【Linux 内核技术】RCU

在阅读linux 3.10版本的socket 一节源码时,遇到了一个

rcu_dereference();

函数,于是深入了解了一下这个技术。Documentation 链接:【https://docs.kernel.org/RCU/whatisRCU.html?highlight=rcu_dereference#whatisrcu】
具体内容:

  1. RCU OVERVIEW
    The basic idea behind RCU is to split updates into “removal” and “reclamation” phases. The removal phase removes references to data items within a data structure (possibly by replacing them with references to new versions of these data items), and can run concurrently with readers. The reason that it is safe to run the removal phase concurrently with readers is the semantics of modern CPUs guarantee that readers will see either the old or the new version of the data structure rather than a partially updated reference. The reclamation phase does the work of reclaiming (e.g., freeing) the data items removed from the data structure during the removal phase. Because reclaiming data items can disrupt any readers concurrently referencing those data items, the reclamation phase must not start until readers no longer hold references to those data items.
    Splitting the update into removal and reclamation phases permits the updater to perform the removal phase immediately, and to defer the reclamation phase until all readers active during the removal phase have completed, either by blocking until they finish or by registering a callback that is invoked after they finish.

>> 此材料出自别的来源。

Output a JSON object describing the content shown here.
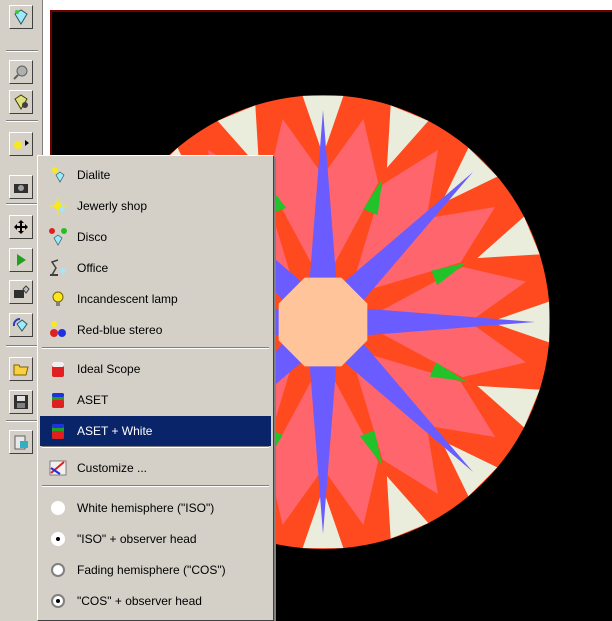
{
  "menu": {
    "items": [
      {
        "label": "Dialite",
        "icon": "lamp-blue-icon"
      },
      {
        "label": "Jewerly shop",
        "icon": "sparkle-light-icon"
      },
      {
        "label": "Disco",
        "icon": "disco-lights-icon"
      },
      {
        "label": "Office",
        "icon": "desk-lamp-icon"
      },
      {
        "label": "Incandescent lamp",
        "icon": "light-bulb-icon"
      },
      {
        "label": "Red-blue stereo",
        "icon": "stereo-glasses-icon"
      },
      {
        "label": "Ideal Scope",
        "icon": "ideal-scope-icon"
      },
      {
        "label": "ASET",
        "icon": "aset-icon"
      },
      {
        "label": "ASET + White",
        "icon": "aset-white-icon",
        "selected": true
      },
      {
        "label": "Customize ...",
        "icon": "customize-icon"
      },
      {
        "label": "White hemisphere (\"ISO\")",
        "icon": "radio-plain"
      },
      {
        "label": "\"ISO\" + observer head",
        "icon": "radio-dot"
      },
      {
        "label": "Fading hemisphere (\"COS\")",
        "icon": "radio-ring"
      },
      {
        "label": "\"COS\" + observer head",
        "icon": "radio-ring-dot"
      }
    ]
  },
  "toolbar": {
    "buttons": [
      "diamond-light-icon",
      "magnifier-icon",
      "diamond-gear-icon",
      "lamp-dropdown-icon",
      "camera-icon",
      "move-icon",
      "play-icon",
      "camera-diamond-icon",
      "rotate-diamond-icon",
      "open-folder-icon",
      "save-icon",
      "printer-icon"
    ]
  },
  "colors": {
    "menu_bg": "#d4d0c8",
    "selection": "#0a246a",
    "viewport_bg": "#000000",
    "gem_red": "#ff4a1f",
    "gem_pink": "#ff6a7a",
    "gem_blue": "#6a5cff",
    "gem_center": "#ffc49a",
    "gem_green": "#22c22a",
    "gem_white": "#e8fff0"
  }
}
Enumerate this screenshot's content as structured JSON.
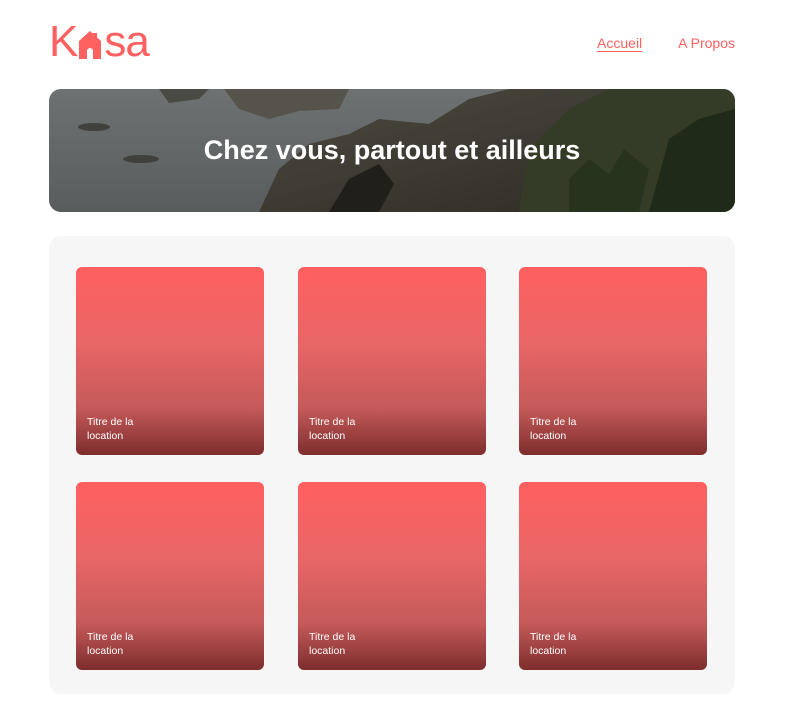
{
  "brand": {
    "logo_left": "K",
    "logo_right": "sa",
    "accent_color": "#FF6060"
  },
  "nav": {
    "items": [
      {
        "label": "Accueil",
        "active": true
      },
      {
        "label": "A Propos",
        "active": false
      }
    ]
  },
  "banner": {
    "title": "Chez vous, partout et ailleurs"
  },
  "gallery": {
    "cards": [
      {
        "title": "Titre de la location"
      },
      {
        "title": "Titre de la location"
      },
      {
        "title": "Titre de la location"
      },
      {
        "title": "Titre de la location"
      },
      {
        "title": "Titre de la location"
      },
      {
        "title": "Titre de la location"
      }
    ]
  }
}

Only readers that are active during the removal phase need be considered, because any reader starting after the removal phase will be unable to gain a reference to the removed data items, and therefore cannot be disrupted by the reclamation phase.
    So the typical RCU update sequence goes something like the following:
    a) Remove pointers to a data structure, so that subsequent readers cannot gain a reference to it.
    b) Wait for all previous readers to complete their RCU read-side critical sections.
    At this point, there cannot be any readers who hold references to the data structure, so it now may safely be reclaimed (e.g., kfree()d).
    c) Step (b) above is the key idea underlying RCU’s deferred destruction.
    The ability to wait until all readers are done allows RCU readers to use much lighter-weight synchronization, in some cases, absolutely no synchronization at all. In contrast, in more conventional lock-based schemes, readers must use heavy-weight synchronization in order to prevent an updater from deleting the data structure out from under them. This is because lock-based updaters typically update data items in place, and must therefore exclude readers. In contrast, RCU-based updaters typically take advantage of the fact that writes to single aligned pointers are atomic on modern CPUs, allowing atomic insertion, removal, and replacement of data items in a linked structure without disrupting readers. Concurrent RCU readers can then continue accessing the old versions, and can dispense with the atomic operations, memory barriers, and communications cache misses that are so expensive on present-day SMP computer systems, even in absence of lock contention.
    In the three-step procedure shown above, the updater is performing both the removal and the reclamation step, but it is often helpful for an entirely different thread to do the reclamation, as is in fact the case in the Linux kernel’s directory-entry cache (dcache). Even if the same thread performs both the update step (step (a) above) and the reclamation step (step © above), it is often helpful to think of them separately. For example, RCU readers and updaters need not communicate at all, but RCU provides implicit low-overhead communication between readers and reclaimers, namely, in step (b) above.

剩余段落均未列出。